The above postcard, posted by Worlds of Fun of the original Zambezi Zinger on their Facebook page is stirring up fans' emotions, and boy are they running hot. As a fan of the same type of classic steel coaster at Six Flags Great America in Chicago, I understand.

Worlds of Fun, posted this classic postcard with the caption, "25 years ago, we said goodbye. This summer, we say hello." It's obviously a reference to the park's classic Schwarzkopf Speedracer Roller Coaster that the park removed and sold in 1997, and the fact that the park is debuting a new hybrid wood and steel coaster with the same name next summer. Tim covered the announcement with an article you can read here.

Now, I suspect Worlds of Fun's social media folks knew this postcard would generate a whole lot of passionate comments for and against the new roller coaster because well, people have passion for the original one. Not to mention when Six Flags Great America in Chicago tried to remove their Schwarzkopf Speedracer Roller Coaster, pretty much the same ride with a different name, the park's fans screamed bloody murder loud enough that they changed their mind.

Some like Pam Haskins Burns are frustrated that since it's a different coaster, why give it the same name? She writes, "It's not the same. Not even close! Why are you giving it the same name?"

Of course, those are fighting words. Christopher Williams responded to Pam, "It's not about the ride being exactly the same. They couldn't even build that ride again if they wanted to." While Bruce suggested they should have called it "Zambezi Zinger 2.0" to which Christopher then responds, "I would have called it Zambezi Zinger: The Safari Continues, Expedition 2, or something like that."

Then there's the crowd that just loved the classic coaster. David Watkins wrote it was always his favorite. While Jesse McCall thinks they should have never gotten rid of the coaster in the first place. Sarah posted that her kids are excited about the new ride because she's told them for years how awesome the original was.

There are also the folks who wonder why they didn't re-create the exact same ride. That's how Kathy Bark feels, "Why didn't you duplicate the design??? It's not the same, at all...shouldn't even have the same name."  While Michael Hutchinson similarly says, "I just wish if you wanted to rebuild it and call it by the same name, you woulda used the trains with similar seating, and you would have made it full steel, no wood whatsoever."

Curtis Miles though, for me, gets the biggest laugh in the comment section by summing up the whole thing in the two girls and a cat meme:


I get why folks have strong feelings. Six Flags Great America was the theme park I went to growing up, and when they got ready to tear out their version of the coaster in 2002 I was sad. Sad, because it was the second roller coaster I ever rode. It was supposed to be first, but for some reason, they shut it down to do something, and I wound up riding the Demon first. Yet, I was quite happy when they decided to keep the coaster and dump another one that had less history and more of a propensity to make your neck hurt after riding it.

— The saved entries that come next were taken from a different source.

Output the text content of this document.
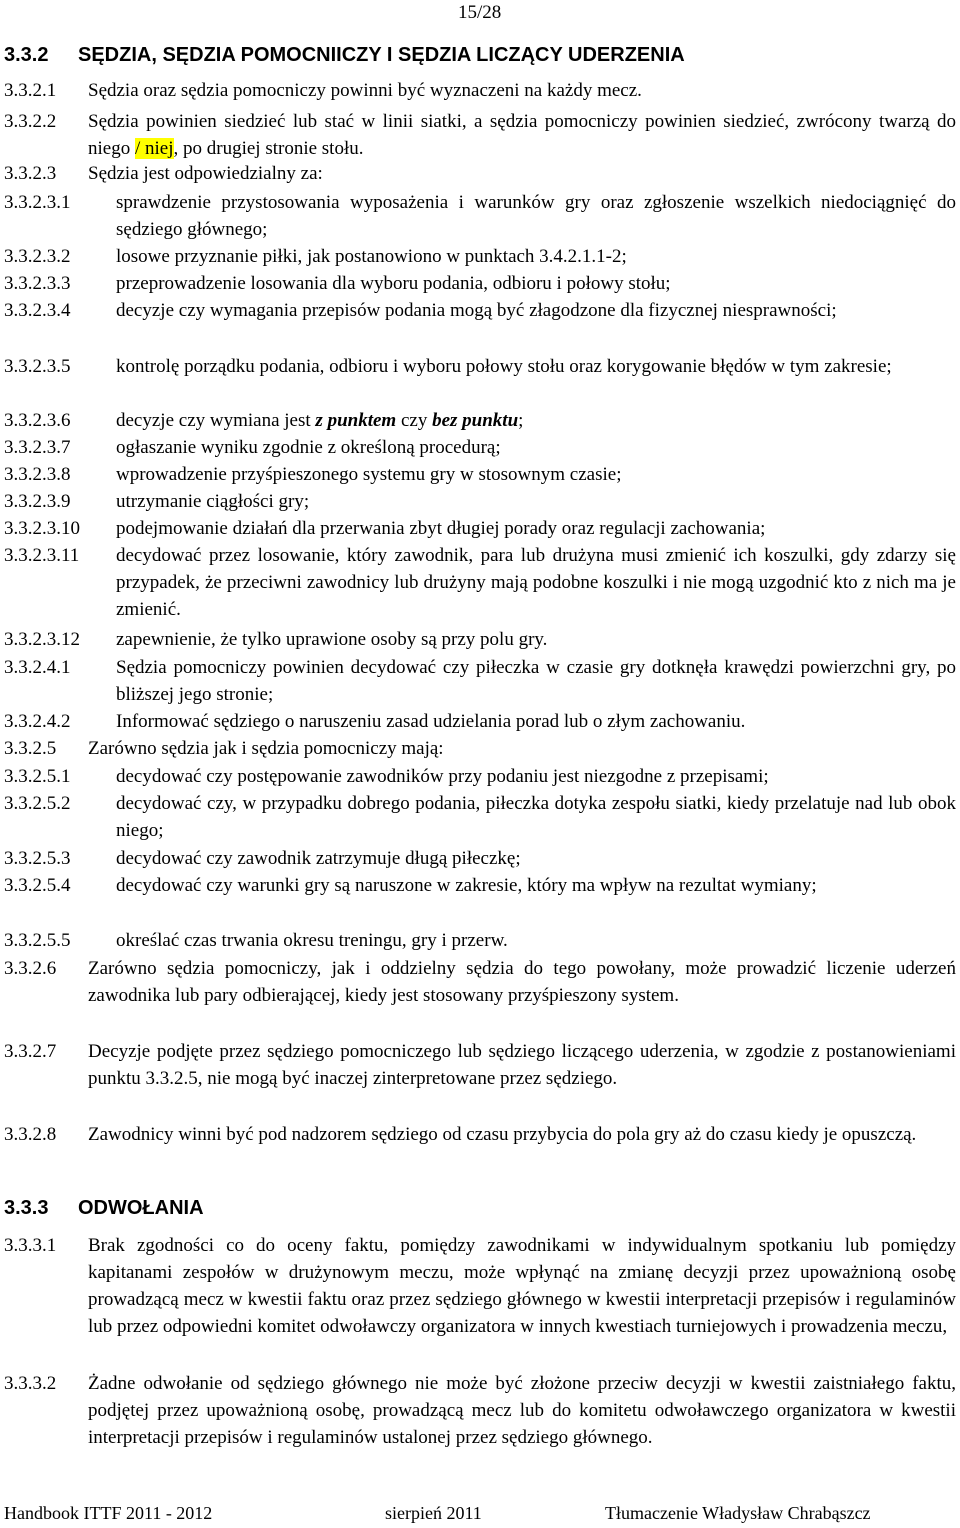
15/28
3.3.2 SĘDZIA, SĘDZIA POMOCNIICZY I SĘDZIA LICZĄCY UDERZENIA
3.3.2.1 Sędzia oraz sędzia pomocniczy powinni być wyznaczeni na każdy mecz.
3.3.2.2 Sędzia powinien siedzieć lub stać w linii siatki, a sędzia pomocniczy powinien siedzieć, zwrócony twarzą do niego / niej, po drugiej stronie stołu.
3.3.2.3 Sędzia jest odpowiedzialny za:
3.3.2.3.1 sprawdzenie przystosowania wyposażenia i warunków gry oraz zgłoszenie wszelkich niedociągnięć do sędziego głównego;
3.3.2.3.2 losowe przyznanie piłki, jak postanowiono w punktach 3.4.2.1.1-2;
3.3.2.3.3 przeprowadzenie losowania dla wyboru podania, odbioru i połowy stołu;
3.3.2.3.4 decyzje czy wymagania przepisów podania mogą być złagodzone dla fizycznej niesprawności;
3.3.2.3.5 kontrolę porządku podania, odbioru i wyboru połowy stołu oraz korygowanie błędów w tym zakresie;
3.3.2.3.6 decyzje czy wymiana jest z punktem czy bez punktu;
3.3.2.3.7 ogłaszanie wyniku zgodnie z określoną procedurą;
3.3.2.3.8 wprowadzenie przyśpieszonego systemu gry w stosownym czasie;
3.3.2.3.9 utrzymanie ciągłości gry;
3.3.2.3.10 podejmowanie działań dla przerwania zbyt długiej porady oraz regulacji zachowania;
3.3.2.3.11 decydować przez losowanie, który zawodnik, para lub drużyna musi zmienić ich koszulki, gdy zdarzy się przypadek, że przeciwni zawodnicy lub drużyny mają podobne koszulki i nie mogą uzgodnić kto z nich ma je zmienić.
3.3.2.3.12 zapewnienie, że tylko uprawione osoby są przy polu gry.
3.3.2.4.1 Sędzia pomocniczy powinien decydować czy piłeczka w czasie gry dotknęła krawędzi powierzchni gry, po bliższej jego stronie;
3.3.2.4.2 Informować sędziego o naruszeniu zasad udzielania porad lub o złym zachowaniu.
3.3.2.5 Zarówno sędzia jak i sędzia pomocniczy mają:
3.3.2.5.1 decydować czy postępowanie zawodników przy podaniu jest niezgodne z przepisami;
3.3.2.5.2 decydować czy, w przypadku dobrego podania, piłeczka dotyka zespołu siatki, kiedy przelatuje nad lub obok niego;
3.3.2.5.3 decydować czy zawodnik zatrzymuje długą piłeczkę;
3.3.2.5.4 decydować czy warunki gry są naruszone w zakresie, który ma wpływ na rezultat wymiany;
3.3.2.5.5 określać czas trwania okresu treningu, gry i przerw.
3.3.2.6 Zarówno sędzia pomocniczy, jak i oddzielny sędzia do tego powołany, może prowadzić liczenie uderzeń zawodnika lub pary odbierającej, kiedy jest stosowany przyśpieszony system.
3.3.2.7 Decyzje podjęte przez sędziego pomocniczego lub sędziego liczącego uderzenia, w zgodzie z postanowieniami punktu 3.3.2.5, nie mogą być inaczej zinterpretowane przez sędziego.
3.3.2.8 Zawodnicy winni być pod nadzorem sędziego od czasu przybycia do pola gry aż do czasu kiedy je opuszczą.
3.3.3 ODWOŁANIA
3.3.3.1 Brak zgodności co do oceny faktu, pomiędzy zawodnikami w indywidualnym spotkaniu lub pomiędzy kapitanami zespołów w drużynowym meczu, może wpłynąć na zmianę decyzji przez upoważnioną osobę prowadzącą mecz w kwestii faktu oraz przez sędziego głównego w kwestii interpretacji przepisów i regulaminów lub przez odpowiedni komitet odwoławczy organizatora w innych kwestiach turniejowych i prowadzenia meczu,
3.3.3.2 Żadne odwołanie od sędziego głównego nie może być złożone przeciw decyzji w kwestii zaistniałego faktu, podjętej przez upoważnioną osobę, prowadzącą mecz lub do komitetu odwoławczego organizatora w kwestii interpretacji przepisów i regulaminów ustalonej przez sędziego głównego.
Handbook ITTF 2011 - 2012	sierpień 2011	Tłumaczenie Władysław Chrabąszcz
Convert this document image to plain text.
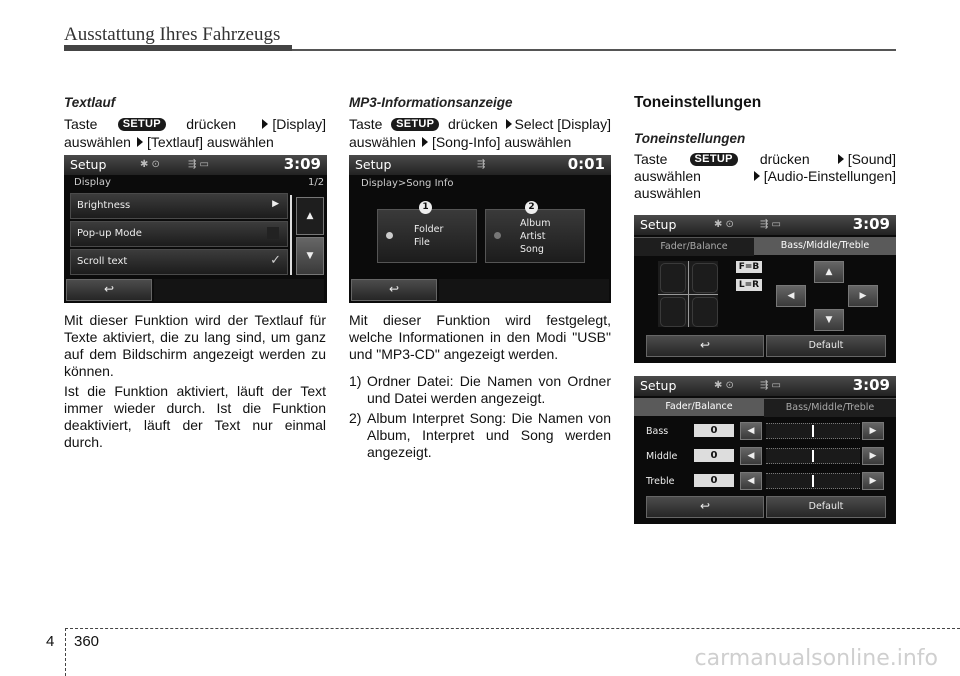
Ausstattung Ihres Fahrzeugs
Textlauf
Taste	SETUP	drücken	[Display]
auswählen [Textlauf] auswählen
Setup	✱ ⊙	⇶ ▭	3:09
Display	1/2
Brightness	▶
Pop-up Mode
Scroll text	✓
▲
▼
↩

Mit dieser Funktion wird der Textlauf für Texte aktiviert, die zu lang sind, um ganz auf dem Bildschirm angezeigt werden zu können.

Ist die Funktion aktiviert, läuft der Text immer wieder durch. Ist die Funktion deaktiviert, läuft der Text nur einmal durch.

MP3-Informationsanzeige
Taste	SETUP drücken	Select [Display]
auswählen [Song-Info] auswählen
Setup	⇶	0:01
Display>Song Info
Folder
File
Album
Artist
Song
1	2
↩

Mit dieser Funktion wird festgelegt, welche Informationen in den Modi "USB" und "MP3-CD" angezeigt werden.

1) Ordner Datei: Die Namen von Ordner und Datei werden angezeigt.
2) Album Interpret Song: Die Namen von Album, Interpret und Song werden angezeigt.
Toneinstellungen
Toneinstellungen
Taste	SETUP	drücken	[Sound]
auswählen	[Audio-Einstellungen]
auswählen
Setup	✱ ⊙	⇶ ▭	3:09
Fader/Balance	Bass/Middle/Treble
F=B
L=R
▲
◀	▶
▼
↩	Default
Setup	✱ ⊙	⇶ ▭	3:09
Fader/Balance	Bass/Middle/Treble
Bass	0	◀	▶
Middle	0	◀	▶
Treble	0	◀	▶
↩	Default
4 360
carmanualsonline.info
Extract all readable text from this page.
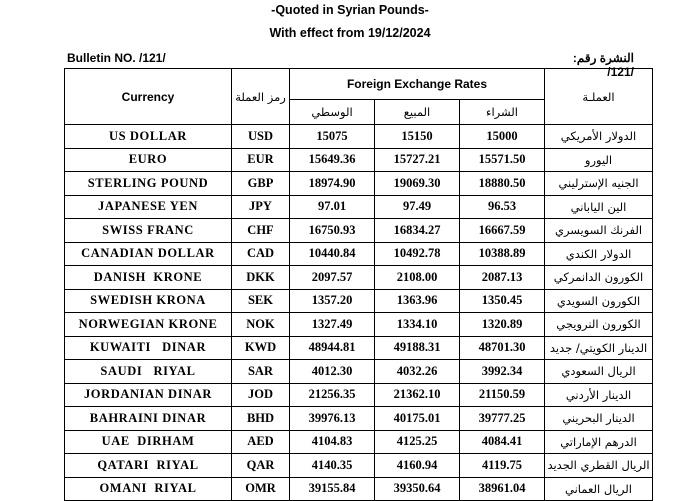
-Quoted in Syrian Pounds-
With effect from 19/12/2024
Bulletin NO. /121/	النشرة رقم: /121/
Currency	رمز العملة	Foreign Exchange Rates			العملـة
		الوسطي	المبيع	الشراء	
US DOLLAR	USD	15075	15150	15000	الدولار الأمريكي
EURO	EUR	15649.36	15727.21	15571.50	اليورو
STERLING POUND	GBP	18974.90	19069.30	18880.50	الجنيه الإسترليني
JAPANESE YEN	JPY	97.01	97.49	96.53	الين الياباني
SWISS FRANC	CHF	16750.93	16834.27	16667.59	الفرنك السويسري
CANADIAN DOLLAR	CAD	10440.84	10492.78	10388.89	الدولار الكندي
DANISH  KRONE	DKK	2097.57	2108.00	2087.13	الكورون الدانمركي
SWEDISH KRONA	SEK	1357.20	1363.96	1350.45	الكورون السويدي
NORWEGIAN KRONE	NOK	1327.49	1334.10	1320.89	الكورون النرويجي
KUWAITI   DINAR	KWD	48944.81	49188.31	48701.30	الدينار الكويتي/ جديد
SAUDI   RIYAL	SAR	4012.30	4032.26	3992.34	الريال السعودي
JORDANIAN DINAR	JOD	21256.35	21362.10	21150.59	الدينار الأردني
BAHRAINI DINAR	BHD	39976.13	40175.01	39777.25	الدينار البحريني
UAE  DIRHAM	AED	4104.83	4125.25	4084.41	الدرهم الإماراتي
QATARI  RIYAL	QAR	4140.35	4160.94	4119.75	الريال القطري الجديد
OMANI  RIYAL	OMR	39155.84	39350.64	38961.04	الريال العماني
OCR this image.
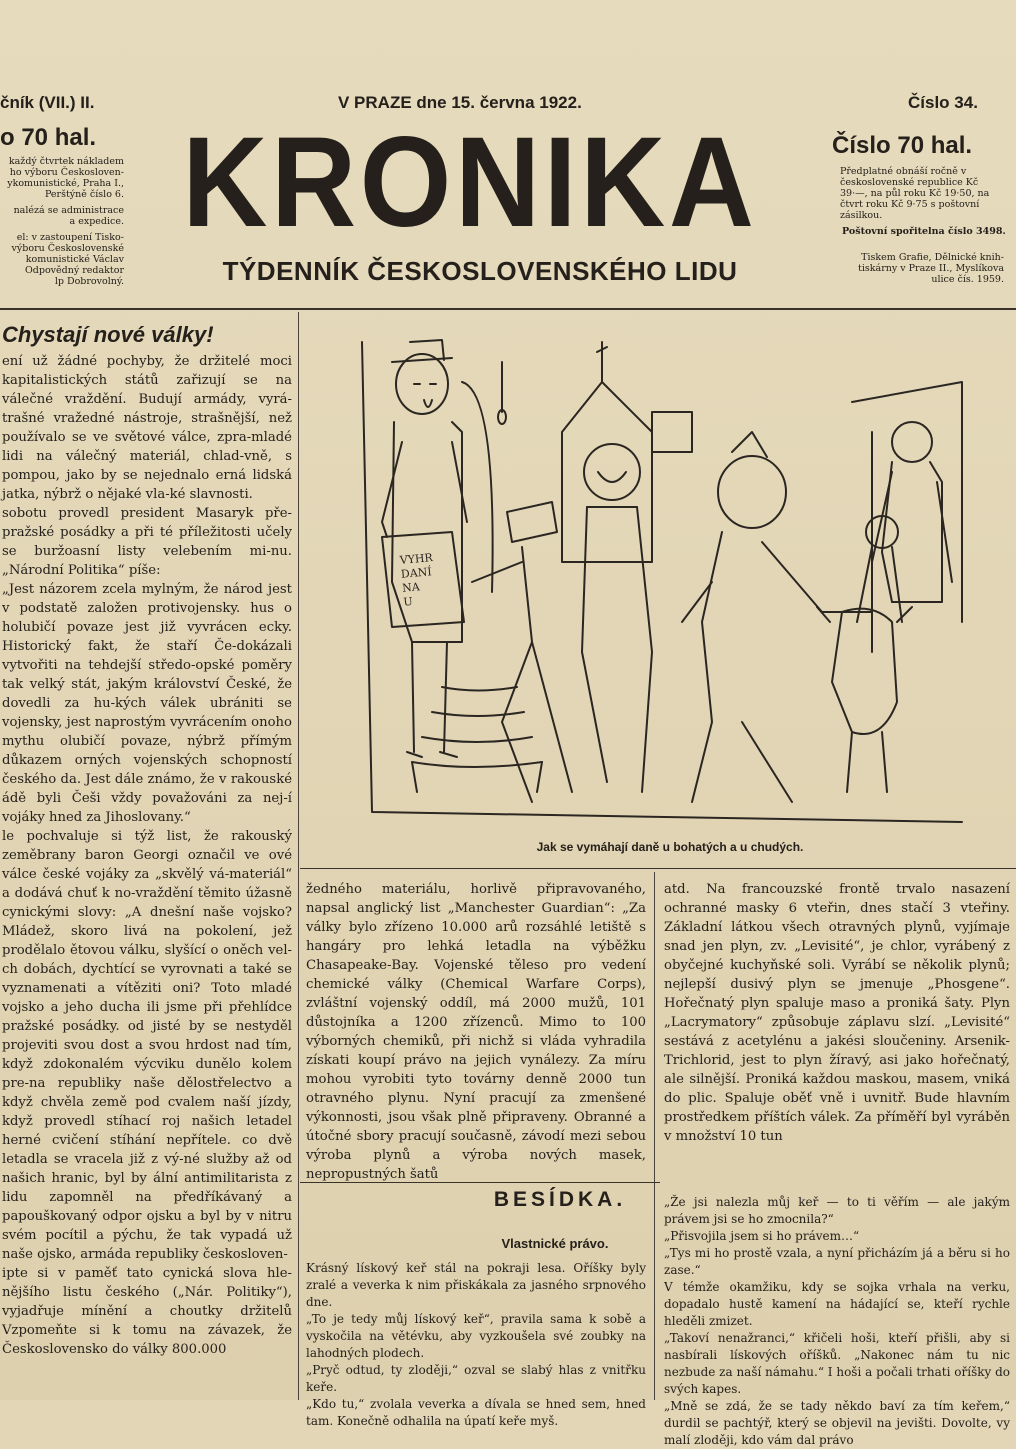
čník (VII.) II.	V PRAZE dne 15. června 1922.	Číslo 34.
o 70 hal.	Číslo 70 hal.
každý čtvrtek nákladem
ho výboru Českosloven-
ykomunistické, Praha I.,
Perštýně číslo 6.
nalézá se administrace
a expedice.
el: v zastoupení Tisko-
výboru Československé
komunistické Václav
Odpovědný redaktor
lp Dobrovolný.
Předplatné obnáší ročně v
československé republice Kč
39·—, na půl roku Kč 19·50, na
čtvrt roku Kč 9·75 s poštovní
zásilkou.
Poštovní spořitelna číslo 3498.
Tiskem Grafie, Dělnické knih-
tiskárny v Praze II., Myslíkova
ulice čís. 1959.
KRONIKA
TÝDENNÍK ČESKOSLOVENSKÉHO LIDU
Chystají nové války!
ení už žádné pochyby, že držitelé moci kapitalistických států zařizují se na válečné vraždění. Budují armády, vyrá-trašné vražedné nástroje, strašnější, než používalo se ve světové válce, zpra-mladé lidi na válečný materiál, chlad-vně, s pompou, jako by se nejednalo erná lidská jatka, nýbrž o nějaké vla-ké slavnosti.
sobotu provedl president Masaryk pře-pražské posádky a při té příležitosti učely se buržoasní listy velebením mi-nu. „Národní Politika“ píše:
„Jest názorem zcela mylným, že národ jest v podstatě založen protivojensky. hus o holubičí povaze jest již vyvrácen ecky. Historický fakt, že staří Če-dokázali vytvořiti na tehdejší středo-opské poměry tak velký stát, jakým království České, že dovedli za hu-kých válek ubrániti se vojensky, jest naprostým vyvrácením onoho mythu olubičí povaze, nýbrž přímým důkazem orných vojenských schopností českého da. Jest dále známo, že v rakouské ádě byli Češi vždy považováni za nej-í vojáky hned za Jihoslovany.“
le pochvaluje si týž list, že rakouský zeměbrany baron Georgi označil ve ové válce české vojáky za „skvělý vá-materiál“ a dodává chuť k no-vraždění těmito úžasně cynickými slovy: „A dnešní naše vojsko? Mládež, skoro livá na pokolení, jež prodělalo ětovou válku, slyšící o oněch vel-ch dobách, dychtící se vyrovnati a také se vyznamenati a vítěziti oni? Toto mladé vojsko a jeho ducha ili jsme při přehlídce pražské posádky. od jisté by se nestyděl projeviti svou dost a svou hrdost nad tím, když zdokonalém výcviku dunělo kolem pre-na republiky naše dělostřelectvo a když chvěla země pod cvalem naší jízdy, když provedl stíhací roj našich letadel herné cvičení stíhání nepřítele. co dvě letadla se vracela již z vý-né služby až od našich hranic, byl by ální antimilitarista z lidu zapomněl na předříkávaný a papouškovaný odpor ojsku a byl by v nitru svém pocítil a pýchu, že tak vypadá už naše ojsko, armáda republiky českosloven-
ipte si v paměť tato cynická slova hle-nějšího listu českého („Nár. Politiky“), vyjadřuje mínění a choutky držitelů Vzpomeňte si k tomu na závazek, že Československo do války 800.000
VYHRDANÍNAU
Jak se vymáhají daně u bohatých a u chudých.
žedného materiálu, horlivě připravovaného, napsal anglický list „Manchester Guardian“: „Za války bylo zřízeno 10.000 arů rozsáhlé letiště s hangáry pro lehká letadla na výběžku Chasapeake-Bay. Vojenské těleso pro vedení chemické války (Chemical Warfare Corps), zvláštní vojenský oddíl, má 2000 mužů, 101 důstojníka a 1200 zřízenců. Mimo to 100 výborných chemiků, při nichž si vláda vyhradila získati koupí právo na jejich vynálezy. Za míru mohou vyrobiti tyto továrny denně 2000 tun otravného plynu. Nyní pracují za zmenšené výkonnosti, jsou však plně připraveny. Obranné a útočné sbory pracují současně, závodí mezi sebou výroba plynů a výroba nových masek, nepropustných šatů
atd. Na francouzské frontě trvalo nasazení ochranné masky 6 vteřin, dnes stačí 3 vteřiny. Základní látkou všech otravných plynů, vyjímaje snad jen plyn, zv. „Levisité“, je chlor, vyrábený z obyčejné kuchyňské soli. Vyrábí se několik plynů; nejlepší dusivý plyn se jmenuje „Phosgene“. Hořečnatý plyn spaluje maso a proniká šaty. Plyn „Lacrymatory“ způsobuje záplavu slzí. „Levisité“ sestává z acetylénu a jakési sloučeniny. Arsenik-Trichlorid, jest to plyn žíravý, asi jako hořečnatý, ale silnější. Proniká každou maskou, masem, vniká do plic. Spaluje oběť vně i uvnitř. Bude hlavním prostředkem příštích válek. Za příměří byl vyráběn v množství 10 tun
BESÍDKA.
Vlastnické právo.
Krásný lískový keř stál na pokraji lesa. Oříšky byly zralé a veverka k nim přiskákala za jasného srpnového dne.
„To je tedy můj lískový keř“, pravila sama k sobě a vyskočila na větévku, aby vyzkoušela své zoubky na lahodných plodech.
„Pryč odtud, ty zloději,“ ozval se slabý hlas z vnitřku keře.
„Kdo tu,“ zvolala veverka a dívala se hned sem, hned tam. Konečně odhalila na úpatí keře myš.
„Že jsi nalezla můj keř — to ti věřím — ale jakým právem jsi se ho zmocnila?“
„Přisvojila jsem si ho právem…“
„Tys mi ho prostě vzala, a nyní přicházím já a běru si ho zase.“
V témže okamžiku, kdy se sojka vrhala na verku, dopadalo hustě kamení na hádající se, kteří rychle hleděli zmizet.
„Takoví nenažranci,“ křičeli hoši, kteří přišli, aby si nasbírali lískových oříšků. „Nakonec nám tu nic nezbude za naší námahu.“ I hoši a počali trhati oříšky do svých kapes.
„Mně se zdá, že se tady někdo baví za tím keřem,“ durdil se pachtýř, který se objevil na jevišti. Dovolte, vy malí zloději, kdo vám dal právo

Yet I choose to applaud Worlds of Fun for using the original coaster as inspiration for this pretty cool homage to the original. The park says guests will use the same queue building as the original. The ride will still begin with an iconic spiral lift hill. And generally, there will be some similar characteristics to the original coaster.

You can, by the way, ride the original Zambezi Zinger, if you head to Coffee Park in Montenegro, Columbia. It's operating under the name of LaBroca and was the first roller coaster installed in that park according to Wikipedia. Or you could just head to Six Flags Great America north of Chicago and catch a ride on their version of the coaster called The Whizzer.